When these nodes are aircraft and other military systems, the need for data on demand is even more critical. Information Assurance (IA) is therefore a key component to the protection and availability of our required data. However, we often regard the development of these IA requirements as an afterthought. Bringing the entire system performance in line with protecting its information has to be considered with both the risk and associated cost.
One approach to bring this field to the forefront is that of Real Time Information Assurance. This is increasingly important because our systems are in a constant state of flux. Changing users, conditions, incoming data and the need for that information to be processed and disseminated is making it harder to assign controls in the early stages of a project’s design phase. We try to capture the flow of information in order to better secure it in the future. However, we cannot ever anticipate the demand and use of our systems at all times under all scenarios. Therefore, we need an adaptable manner in which to protect our systems depending on the complex state or states in which they are currently operating.

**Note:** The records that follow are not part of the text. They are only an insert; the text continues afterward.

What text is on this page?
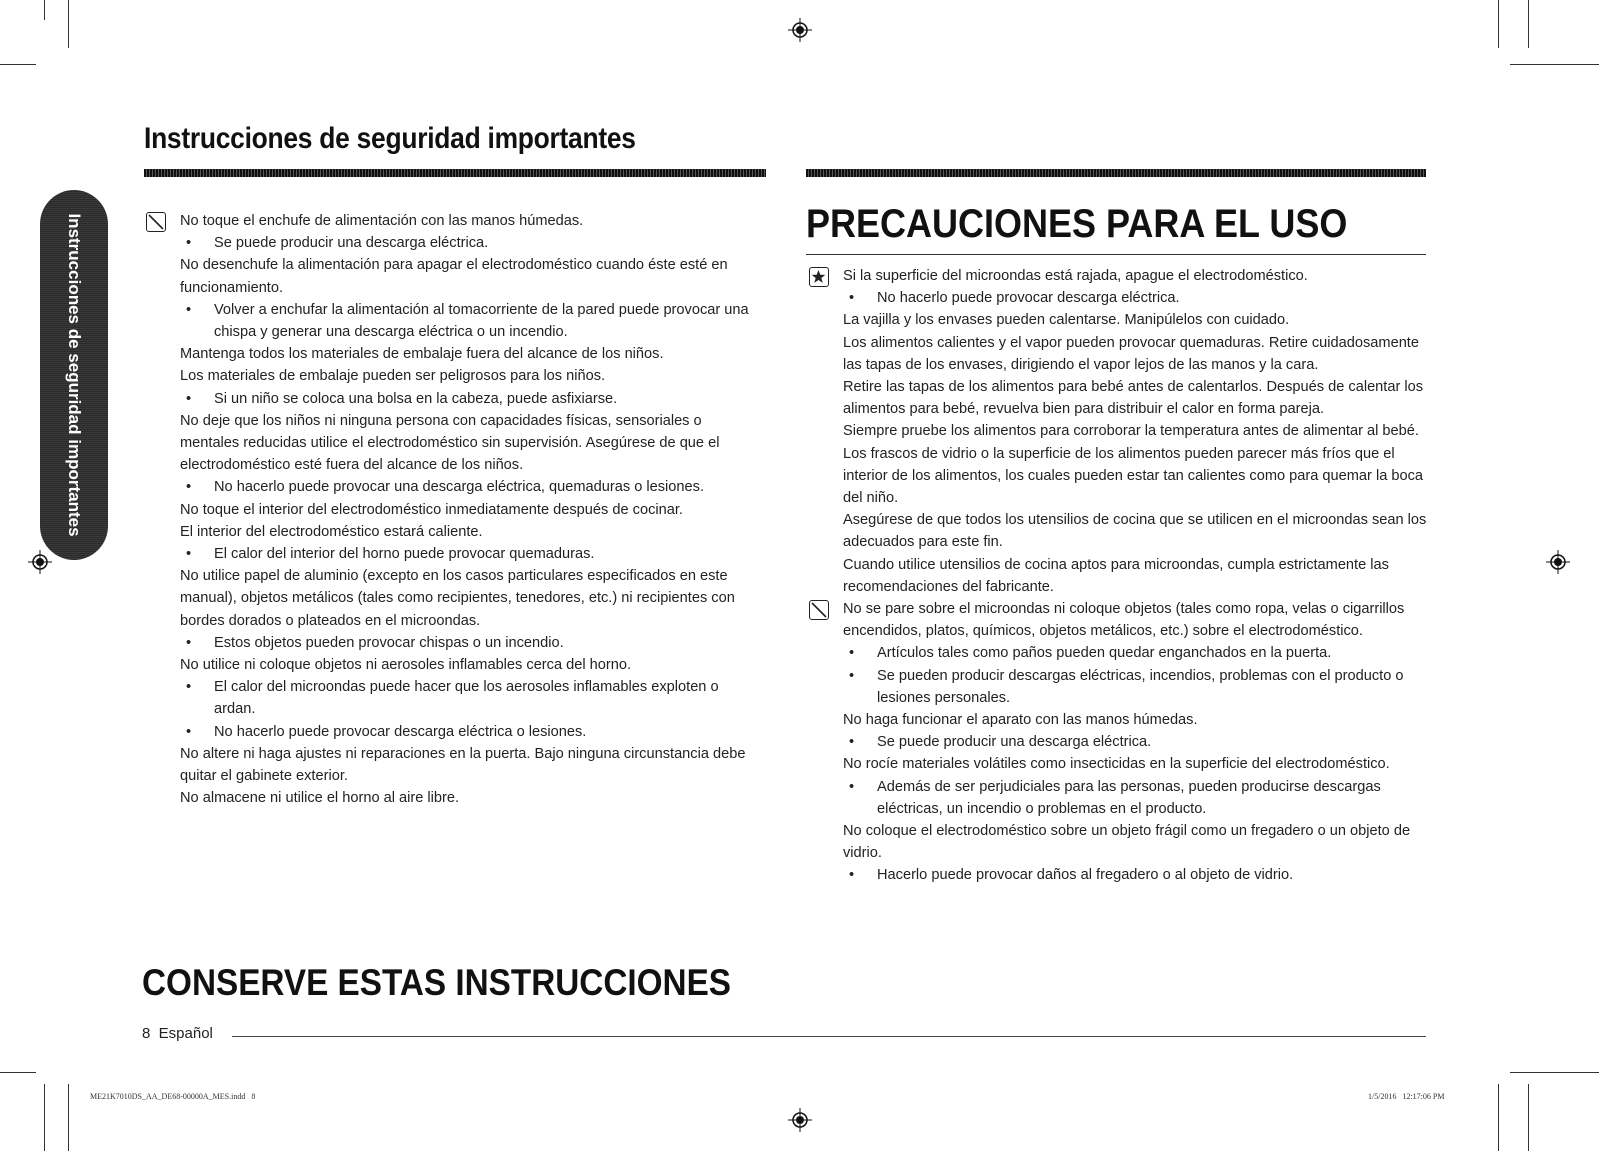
Instrucciones de seguridad importantes
Instrucciones de seguridad importantes	No toque el enchufe de alimentación con las manos húmedas.

• Se puede producir una descarga eléctrica.

No desenchufe la alimentación para apagar el electrodoméstico cuando éste esté en funcionamiento.

• Volver a enchufar la alimentación al tomacorriente de la pared puede provocar una chispa y generar una descarga eléctrica o un incendio.

Mantenga todos los materiales de embalaje fuera del alcance de los niños.

Los materiales de embalaje pueden ser peligrosos para los niños.

• Si un niño se coloca una bolsa en la cabeza, puede asfixiarse.

No deje que los niños ni ninguna persona con capacidades físicas, sensoriales o mentales reducidas utilice el electrodoméstico sin supervisión. Asegúrese de que el electrodoméstico esté fuera del alcance de los niños.

• No hacerlo puede provocar una descarga eléctrica, quemaduras o lesiones.

No toque el interior del electrodoméstico inmediatamente después de cocinar.

El interior del electrodoméstico estará caliente.

• El calor del interior del horno puede provocar quemaduras.

No utilice papel de aluminio (excepto en los casos particulares especificados en este manual), objetos metálicos (tales como recipientes, tenedores, etc.) ni recipientes con bordes dorados o plateados en el microondas.

• Estos objetos pueden provocar chispas o un incendio.

No utilice ni coloque objetos ni aerosoles inflamables cerca del horno.

• El calor del microondas puede hacer que los aerosoles inflamables exploten o ardan.

• No hacerlo puede provocar descarga eléctrica o lesiones.

No altere ni haga ajustes ni reparaciones en la puerta. Bajo ninguna circunstancia debe quitar el gabinete exterior.

No almacene ni utilice el horno al aire libre.

PRECAUCIONES PARA EL USO

Si la superficie del microondas está rajada, apague el electrodoméstico.

• No hacerlo puede provocar descarga eléctrica.

La vajilla y los envases pueden calentarse. Manipúlelos con cuidado.

Los alimentos calientes y el vapor pueden provocar quemaduras. Retire cuidadosamente las tapas de los envases, dirigiendo el vapor lejos de las manos y la cara.

Retire las tapas de los alimentos para bebé antes de calentarlos. Después de calentar los alimentos para bebé, revuelva bien para distribuir el calor en forma pareja.

Siempre pruebe los alimentos para corroborar la temperatura antes de alimentar al bebé. Los frascos de vidrio o la superficie de los alimentos pueden parecer más fríos que el interior de los alimentos, los cuales pueden estar tan calientes como para quemar la boca del niño.

Asegúrese de que todos los utensilios de cocina que se utilicen en el microondas sean los adecuados para este fin.

Cuando utilice utensilios de cocina aptos para microondas, cumpla estrictamente las recomendaciones del fabricante.

No se pare sobre el microondas ni coloque objetos (tales como ropa, velas o cigarrillos encendidos, platos, químicos, objetos metálicos, etc.) sobre el electrodoméstico.

• Artículos tales como paños pueden quedar enganchados en la puerta.

• Se pueden producir descargas eléctricas, incendios, problemas con el producto o lesiones personales.

No haga funcionar el aparato con las manos húmedas.

• Se puede producir una descarga eléctrica.

No rocíe materiales volátiles como insecticidas en la superficie del electrodoméstico.

• Además de ser perjudiciales para las personas, pueden producirse descargas eléctricas, un incendio o problemas en el producto.

No coloque el electrodoméstico sobre un objeto frágil como un fregadero o un objeto de vidrio.

• Hacerlo puede provocar daños al fregadero o al objeto de vidrio.

CONSERVE ESTAS INSTRUCCIONES
8  Español
ME21K7010DS_AA_DE68-00000A_MES.indd   8	1/5/2016   12:17:06 PM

From the user perspective, the systems and the required information needed by those systems should be available at all times. With greater attention being focused on authentication, we cannot burden the users with additional wait times for validation. To the user, access of information and systems should be seamless. To an un-authorized user, access should be impossible or at the very least time consuming to the point that the information is no longer valid or useful. Analyzing these conditions in real time, can allow the best of both worlds.
The application of Real Time IA can aid a program in finding that ideal balance of cost, schedule and performance with security in mind. I hope you enjoy the articles in this issue of CrossTalk and consider their applicability to future programs. As you read, begin to think not only about Real Time IA, but to the future of Predictive IA.